La lucha: abstencionismo



Confieso ser de las personas distraídas en muchos temas y a veces sin aparente razón, me sorprende la reflexión de un dato. A veces ya conocía solo que no tenía significación.Es lo que me sucedió cuando leo que somos más de 86 millones de mexicanos los que alcanzamos la edad para votar.

Sí, somos más de 86 millones de compatriotas con la categoría de ciudadanos mexicanos y poseemos la obligación-opción de acudir a las urnas para elegir a los representantes de los poderes Ejecutivo y Legislativo, a nivel federal.A nivel local, en algunos estados se eligen a gobernadores (poder ejecutivo local), diputados locales y presidentes municipales.

Según datos publicados del Instituto Nacional de Estadística y Geografía (INEGI) la población de México es de 132 millones 159,000 habitantes, ocupando el primer lugar entre los países de habla hispana y el segundo lugar de América Latina -Brasil es la primera-; aunque ocupamos la undécima posición en el mundo.

El caso es que más de 132 millones de mexicanos, podremos ir a las urnas el 1 de julio, algo así como 83 millones, por lo que se antoja preguntar: ¿Realmente qué dicen las estadísticas históricas en este sentido? Porque vale saber a qué espectro del abstencionismo nos podemos enfrentar.

En las votaciones federales del 1 de julio de 2012 se eligieron los poderes ejecutivo y legislativo (128 senadores y 500 diputados). La demografía electoral fue de 79, millones 454 mil habitantes y de ellos los que votaron fueron 50 millones 323 mil. Es decir apenas el 63.14%.
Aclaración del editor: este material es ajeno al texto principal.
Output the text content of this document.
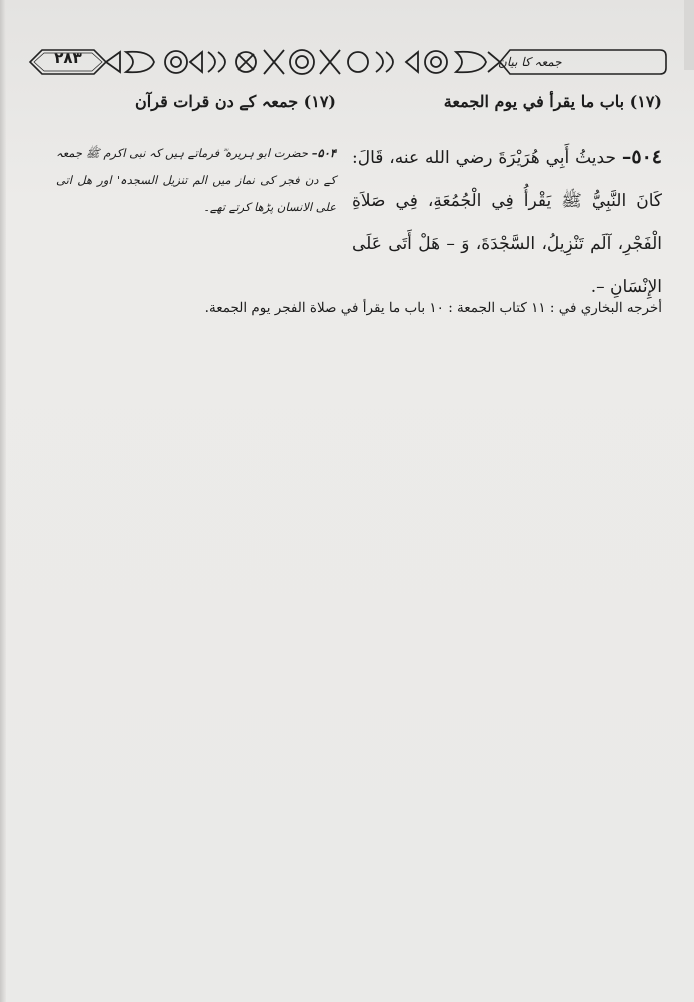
۲۸۳	جمعہ کا بیان
(١٧) باب ما يقرأ في يوم الجمعة
(۱۷) جمعہ کے دن قرات قرآن
٥٠٤– حديثُ أَبِي هُرَيْرَةَ رضي الله عنه، قَالَ: كَانَ النَّبِيُّ ﷺ يَقْرأُ فِي الْجُمُعَةِ، فِي صَلاَةِ الْفَجْرِ، آلَم تَنْزِيلُ، السَّجْدَةَ، وَ – هَلْ أَتَى عَلَى الإِنْسَانِ –.
۵۰۴– حضرت ابو ہریرہ ؓ فرماتے ہیں کہ نبی اکرم ﷺ جمعہ کے دن فجر کی نماز میں الم تنزیل السجدہ' اور هل اتی علی الانسان پڑھا کرتے تھے۔
أخرجه البخاري في : ١١ كتاب الجمعة : ١٠ باب ما يقرأ في صلاة الفجر يوم الجمعة.
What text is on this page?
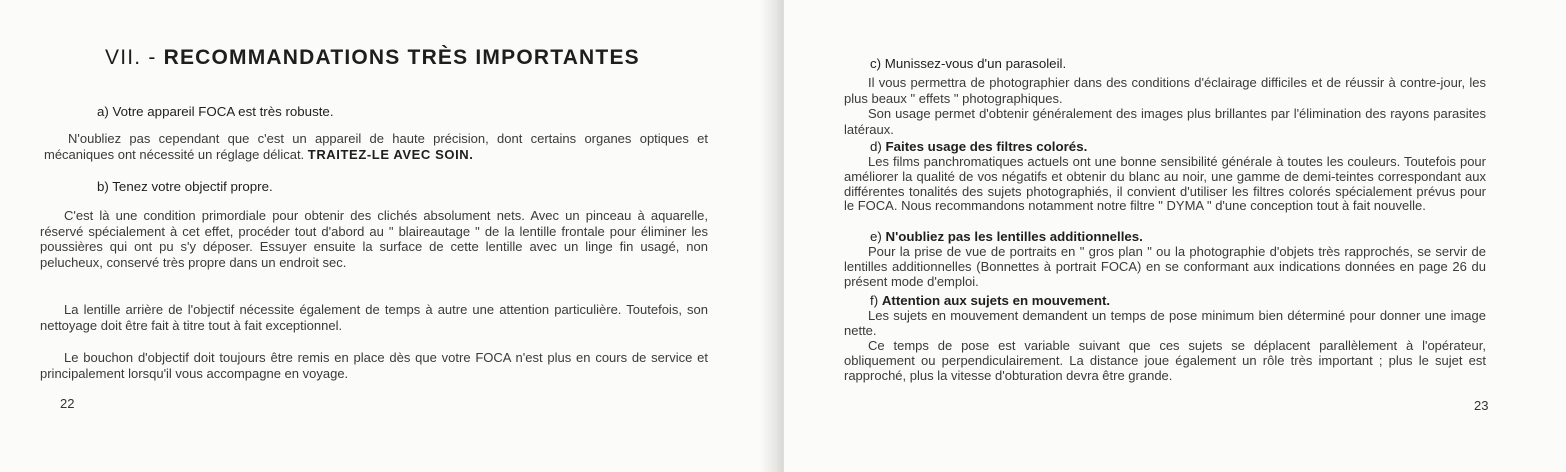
VII. - RECOMMANDATIONS TRÈS IMPORTANTES
a) Votre appareil FOCA est très robuste.
N'oubliez pas cependant que c'est un appareil de haute précision, dont certains organes optiques et mécaniques ont nécessité un réglage délicat. TRAITEZ-LE AVEC SOIN.
b) Tenez votre objectif propre.
C'est là une condition primordiale pour obtenir des clichés absolument nets. Avec un pinceau à aquarelle, réservé spécialement à cet effet, procéder tout d'abord au " blaireautage " de la lentille frontale pour éliminer les poussières qui ont pu s'y déposer. Essuyer ensuite la surface de cette lentille avec un linge fin usagé, non pelucheux, conservé très propre dans un endroit sec.
La lentille arrière de l'objectif nécessite également de temps à autre une attention particulière. Toutefois, son nettoyage doit être fait à titre tout à fait exceptionnel.
Le bouchon d'objectif doit toujours être remis en place dès que votre FOCA n'est plus en cours de service et principalement lorsqu'il vous accompagne en voyage.
22
c) Munissez-vous d'un parasoleil.
Il vous permettra de photographier dans des conditions d'éclairage difficiles et de réussir à contre-jour, les plus beaux " effets " photographiques.
Son usage permet d'obtenir généralement des images plus brillantes par l'élimination des rayons parasites latéraux.
d) Faites usage des filtres colorés.
Les films panchromatiques actuels ont une bonne sensibilité générale à toutes les couleurs. Toutefois pour améliorer la qualité de vos négatifs et obtenir du blanc au noir, une gamme de demi-teintes correspondant aux différentes tonalités des sujets photographiés, il convient d'utiliser les filtres colorés spécialement prévus pour le FOCA. Nous recommandons notamment notre filtre " DYMA " d'une conception tout à fait nouvelle.
e) N'oubliez pas les lentilles additionnelles.
Pour la prise de vue de portraits en " gros plan " ou la photographie d'objets très rapprochés, se servir de lentilles additionnelles (Bonnettes à portrait FOCA) en se conformant aux indications données en page 26 du présent mode d'emploi.
f) Attention aux sujets en mouvement.
Les sujets en mouvement demandent un temps de pose minimum bien déterminé pour donner une image nette.
Ce temps de pose est variable suivant que ces sujets se déplacent parallèlement à l'opérateur, obliquement ou perpendiculairement. La distance joue également un rôle très important ; plus le sujet est rapproché, plus la vitesse d'obturation devra être grande.
23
En el 2006, las votaciones federales fueron para la elección de los poderes Ejecutivo y Legislativo (128 senadores y 500 diputados) y la demografía electoral se escribió con los siguientes números: Mexicanos en edad de votar: 71 millones 374 mil; de este número, acudieron a votar 41 millones 791 ciudadanos, lo que representó un 58.55% de participación.

Apenas presenté al lector dos años de elecciones federales, las más recientes que fueron cuando se eligió a Enrique Peña Nieto (2012) y a Felipe Calderón Hinojosa (2006) y como se aprecia, la abstención se dio, en el primer caso de 36.86 % y en el segundo de 41.45%. 

Como dato ilustrativo, Tamaulipas en el 2016 eligió los Poderes Ejecutivo y Legislativo (22 diputados) y 43 Ayuntamientos. Entonces estaban registrados 2 millones, 557 mil 228 tamaulipecos. Los votantes: 1 millón, 257 mil 130. Es decir el 56.43% de la población.

Se puede entrar a discusión del porqué del abstencionismo y un sinnúmero de analistas políticos podrán abordar diferentes aristas, que si los candidatos, que si los partidos, que si el financiamiento, que las traiciones, que… lo que me diga. Lo realmente importante en este 2018 y, que adquiere significación, es la información estadística, si valoramos que la diferencia entre elección y elección federal, es de apenas un 4.59%.

Es claro que en este ejercicio no nos limitamos a un partido. El marco de referencia son las elecciones federales.

En base al histórico electoral que deben tener todos los estrategas de los partidos políticos y mayormente los que dirigen las coaliciones, que la contienda de este 2018 es altamente riesgosa porque el abstencionismo es un fantasma presente.

Si alguna vez se pensó que los debates eran una buena acción para luchar contra el abstencionismo, está comprobado que por los dos que van, le han quedado a deber a la ciudadanía mexicana. Y falta el de Mérida.

Las autoridades del Instituto Nacional Electoral, también deben incentivar a la población a votar, cuidando los distintos sectores y promocionando el voto por edad, sexo, escolaridad, religión, estatus social, nivel socioeconómico, profesión, etc.

Como encargo a las universidades públicas o privadas, debieran incentivar a los estudiantes de las carreras afines para estudiar el fenómeno y proponer estrategias para combatir la apatía electoral de los mexicanos.

Las escuelas desde bachillerato pueden hacer ejercicios -no simulacros- para que desde el punto de vista de la ciencia, se investigue la forma el abatir el abstencionismo en México.